19 Şubat 2018

Bu son olsun bu son!

Daha insancıl bir ülkenin oluşturulması hususunda hepimize büyük roller düştüğünü unutmamalıyız

"Bu son olsun" Cem Karaca’nın unutulmaz şarkılarından bir tanesidir. "Doğarken ağladı insan bu son olsun bu son" sözleri ile yüreklere kazınmıştır. Ülkemizde son yıllarda giderek artan ve her seferinde yarattığı infialin boyutlarının da yükseldiği tecavüz olayları ile sınanmayı sürdürüyoruz. Son olarak 3 yaşındaki bir çocuğa tecavüz ile birlikte bir kez daha sarsıldık. Aslında her tecavüz, istismar, şiddet ve cinayet olayı sonrasında sarsılıyor ama kısa bir süre sonra yaşananları unutup, gündelik hayat gailelerimize kendimizi kaptırmayı sürdürüyoruz.

Yaşanan kötülüklerin boyutu ne kadar yüksekse, olan biteni konuşma süremiz de o kadar uzuyor. Ama daha fazlası için yapılması gerekenler konusunda yine bildik sessizlik sarmalının içerisinde kalmaya devam ediyoruz. Her şeyden önce bu ülkede başta çocukların ve kadınların olmak üzere nefes alan veya almayan herkesin ve her şeyin hayatının tehlike ve tehdit altında bulunduğu gerçeğinin altını çizmek zorundayız. Benim başıma gelmez veyahut oturduğumuz yer güvenli diyerek, olan bitenlerin dışında kalabileceğinizi sakın ola ki zannetmeyin.

Öylesine garip bir zihniyet üzerinden normalleştirilen bir algıyı yaymayı sürdürüyoruz ki, sokaktaki sıradan insanların kafasında ‘tecavüze uğrayanların bunu hak ettiklerine yönelik inanış bir türlü ortadan kalkmıyor’. Hatta acı olan sadece erkeklerin değil kadınların da aynı argüman üzerinden olanları temize çıkartma konusunda herhangi bir çekince duymuyor olmaları. Makyaj yapmak, etek giymek, saçları görünmek, gülmek, gece sokağa çıkmak vb. gibi daha nice tuhaf gerekçeler, olan biten rezilliğin önüne hafifletici neden olarak çıkartılabiliyor.

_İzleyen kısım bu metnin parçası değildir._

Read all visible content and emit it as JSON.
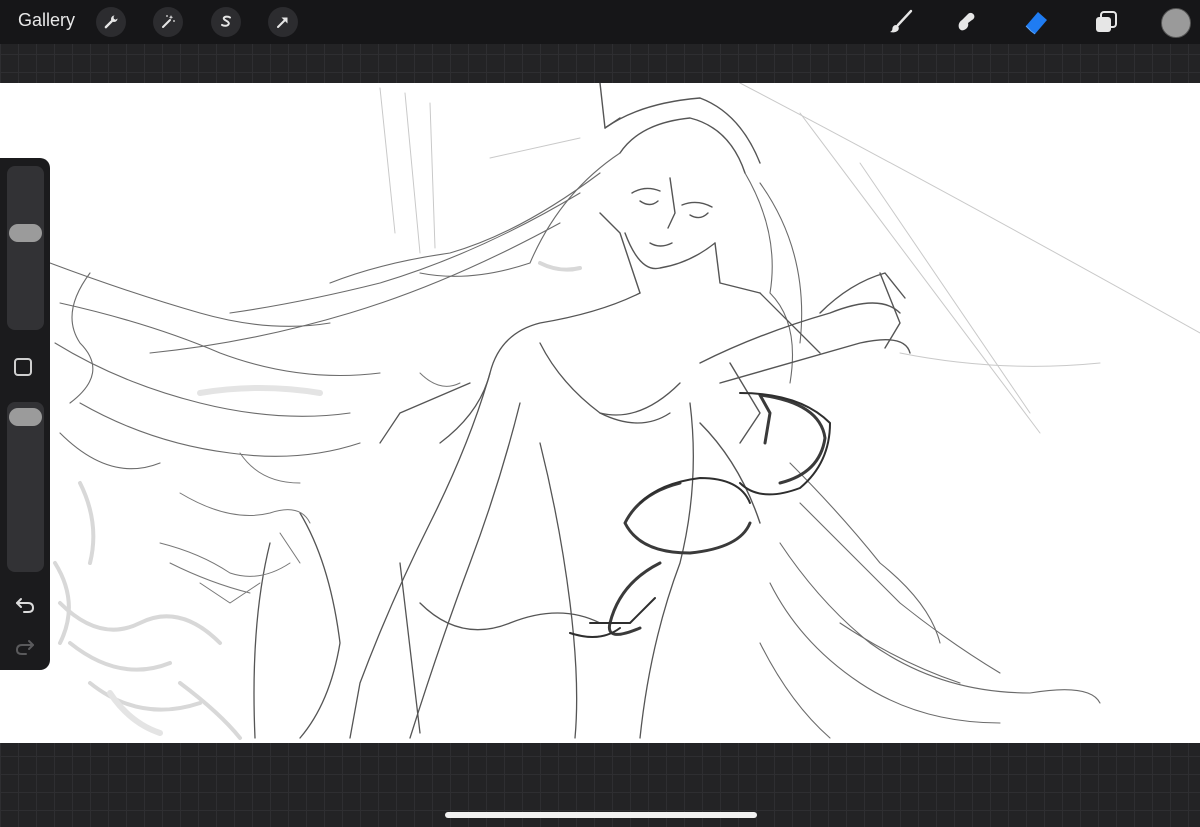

Bir diğer tuhaf durum ise, tüm bu olup bitenleri bize aktarmakla görevli olan medyanın tavrında yaşanıyor. 3 yaşında bir çocuk tecavüze uğruyor, buna karşın her seferinde biz olup bitenlerle ilgili olarak ‘istismar’ ifadesi ile karşı karşıya bırakılıyoruz. İstismar, taciz ve benzeri söylemler, yaşananları ne anlatıyor ne de gerçek anlamda toplumsal bir duyarlılığın oluşmasına olanak sağlıyor. Tam aksine eylemi gerçekleştirenlerin, yaratmış oldukları kötülüğün boyutlarının daha da artmasına buna karşın alacakları cezaların yumuşamasına yol açıyor.

Yaşadıklarımız karşısında verdiğimiz tepkileri akılla birleştiremediğimiz ve duygularımızla harmanlayamadığımız sürece, bir şeylerin eksik kalacağı gerçeğini es geçememek durumundayız. Kazığa oturtmak, aynı eylemi yapanın üzerinde gerçekleştirmek, işkencelerden geçirmek veya her gün azar azar öldürmek gibi söylemler, yaşamakta olduğumuz bu garabetleri ortadan kaldıramaz. Bu olanların yaratacağı tahribatı azaltabilmek ve en alt seviyelere indirebilmek ise mümkündür.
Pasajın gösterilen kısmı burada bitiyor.